Interpretive Summary: The annual productivity costs of obesity related absenteeism range between $3.38 billion and $6.38 billion (between $79 and $132 per obese individual). Hence employers have a vested interest in improving and maintaining the health of employees. Nevertheless, privacy and confidentiality concerns may prevent some employees from participating in their workplace wellness programs. Because of these concerns, the primary objectives of the Working Toward Healthy Lifestyles Study was to determine the feasibility and acceptability of an online nutrition education program for weight loss in the workplace, including the collection of body composition data. Additionally, the program’s potential for inducing health improvements in working adults was explored. Study participants were USDA employees at two federal worksites. The online nutrition education course was administered by the Nutrition Weight and Wellness Company and delivered in online format for 12 consecutive weeks between September and December 2016. The program focused on eating real (vs. processed) foods in balance. The retention rate was high (22/26, 85%) as were participants’ ratings of the program components regarding motivation or help for eating healthier (4.0 to 4.7 out of 5 points). Further, significant decreases in blood pressure, weight, body mass index, percent body fat, and visceral fat level were apparent. In conclusion, providing an online nutrition intervention in the federal workplace is feasible and acceptable to employees based on the high retention rate, utilization and positive ratings of program components, and willingness to provide body composition measures observed in this study. Additionally, the program’s potential for promoting weight loss and improving other health outcomes was evident.
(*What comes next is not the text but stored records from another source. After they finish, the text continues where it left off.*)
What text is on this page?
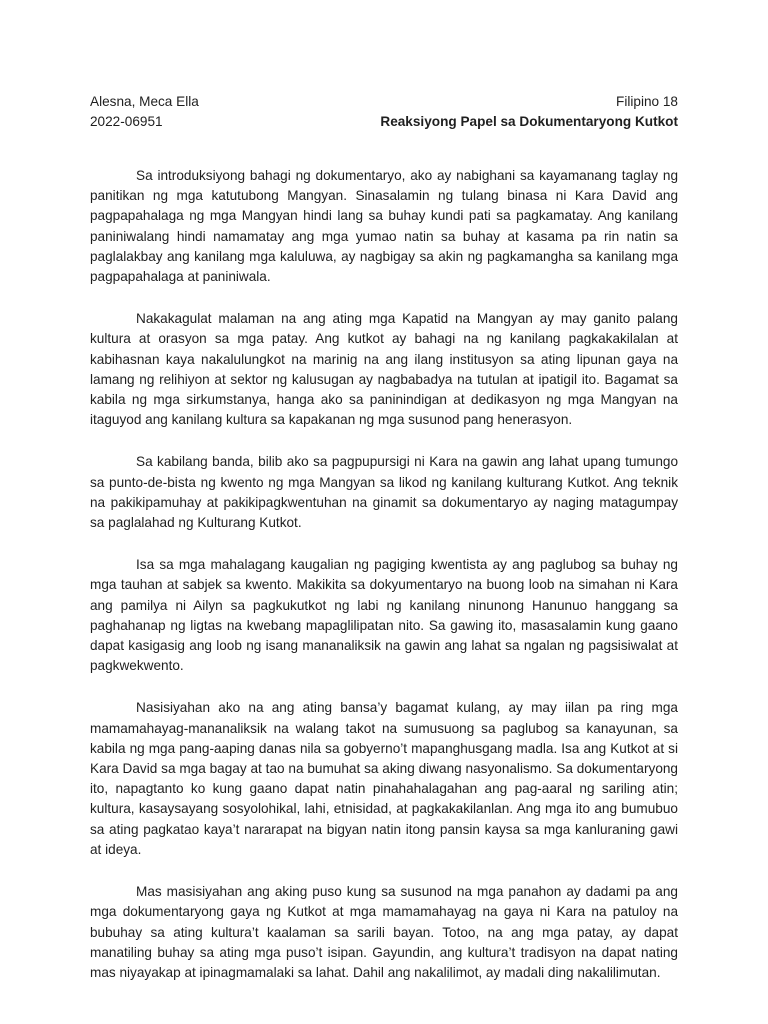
Alesna, Meca Ella	Filipino 18
2022-06951	Reaksiyong Papel sa Dokumentaryong Kutkot

Sa introduksiyong bahagi ng dokumentaryo, ako ay nabighani sa kayamanang taglay ng panitikan ng mga katutubong Mangyan. Sinasalamin ng tulang binasa ni Kara David ang pagpapahalaga ng mga Mangyan hindi lang sa buhay kundi pati sa pagkamatay. Ang kanilang paniniwalang hindi namamatay ang mga yumao natin sa buhay at kasama pa rin natin sa paglalakbay ang kanilang mga kaluluwa, ay nagbigay sa akin ng pagkamangha sa kanilang mga pagpapahalaga at paniniwala.

Nakakagulat malaman na ang ating mga Kapatid na Mangyan ay may ganito palang kultura at orasyon sa mga patay. Ang kutkot ay bahagi na ng kanilang pagkakakilalan at kabihasnan kaya nakalulungkot na marinig na ang ilang institusyon sa ating lipunan gaya na lamang ng relihiyon at sektor ng kalusugan ay nagbabadya na tutulan at ipatigil ito. Bagamat sa kabila ng mga sirkumstanya, hanga ako sa paninindigan at dedikasyon ng mga Mangyan na itaguyod ang kanilang kultura sa kapakanan ng mga susunod pang henerasyon.

Sa kabilang banda, bilib ako sa pagpupursigi ni Kara na gawin ang lahat upang tumungo sa punto-de-bista ng kwento ng mga Mangyan sa likod ng kanilang kulturang Kutkot. Ang teknik na pakikipamuhay at pakikipagkwentuhan na ginamit sa dokumentaryo ay naging matagumpay sa paglalahad ng Kulturang Kutkot.

Isa sa mga mahalagang kaugalian ng pagiging kwentista ay ang paglubog sa buhay ng mga tauhan at sabjek sa kwento. Makikita sa dokyumentaryo na buong loob na simahan ni Kara ang pamilya ni Ailyn sa pagkukutkot ng labi ng kanilang ninunong Hanunuo hanggang sa paghahanap ng ligtas na kwebang mapaglilipatan nito. Sa gawing ito, masasalamin kung gaano dapat kasigasig ang loob ng isang mananaliksik na gawin ang lahat sa ngalan ng pagsisiwalat at pagkwekwento.

Nasisiyahan ako na ang ating bansa’y bagamat kulang, ay may iilan pa ring mga mamamahayag-mananaliksik na walang takot na sumusuong sa paglubog sa kanayunan, sa kabila ng mga pang-aaping danas nila sa gobyerno’t mapanghusgang madla. Isa ang Kutkot at si Kara David sa mga bagay at tao na bumuhat sa aking diwang nasyonalismo. Sa dokumentaryong ito, napagtanto ko kung gaano dapat natin pinahahalagahan ang pag-aaral ng sariling atin; kultura, kasaysayang sosyolohikal, lahi, etnisidad, at pagkakakilanlan. Ang mga ito ang bumubuo sa ating pagkatao kaya’t nararapat na bigyan natin itong pansin kaysa sa mga kanluraning gawi at ideya.

Mas masisiyahan ang aking puso kung sa susunod na mga panahon ay dadami pa ang mga dokumentaryong gaya ng Kutkot at mga mamamahayag na gaya ni Kara na patuloy na bubuhay sa ating kultura’t kaalaman sa sarili bayan. Totoo, na ang mga patay, ay dapat manatiling buhay sa ating mga puso’t isipan. Gayundin, ang kultura’t tradisyon na dapat nating mas niyayakap at ipinagmamalaki sa lahat. Dahil ang nakalilimot, ay madali ding nakalilimutan.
Technical Abstract: Objective: Determination of feasibility of online nutrition education in the federal workplace. Design: Pre-test/post-test pilot study with data collection occurring from September to December 2016. Setting: Two United States Department of Agriculture workplaces. Participants: Convenience sample of 26 federal government employees. Post-test response rate was 85% (22/26). Intervention: 12-week online nutrition education program designed and taught by registered dietitian nutritionists. Variables Measured: Program component satisfaction, use, and understanding ratings and clinical measures including body composition, blood pressure, and skin carotenoid level (biomarker for fruit and vegetable intake). Analysis: Paired t tests to determine if significant changes occurred post intervention. Results: Mean number of class videos viewed and program components used were 7 and 5 (out of 12 for both). Mean program component ratings ranged from 4.0 to 4.7 (n=12, maximum score of 5) for the survey items “motivated/helped me to eat healthier.” Statistically significant decreases were observed in body mass index, percent body fat, and visceral fat level. Conclusions and Implications: Online nutrition education in the federal workplace is feasible for some employees as evidenced by the program components’ high satisfaction and understanding ratings and high retention rate. Limited evidence for the intervention’s positive impact on health outcomes was apparent.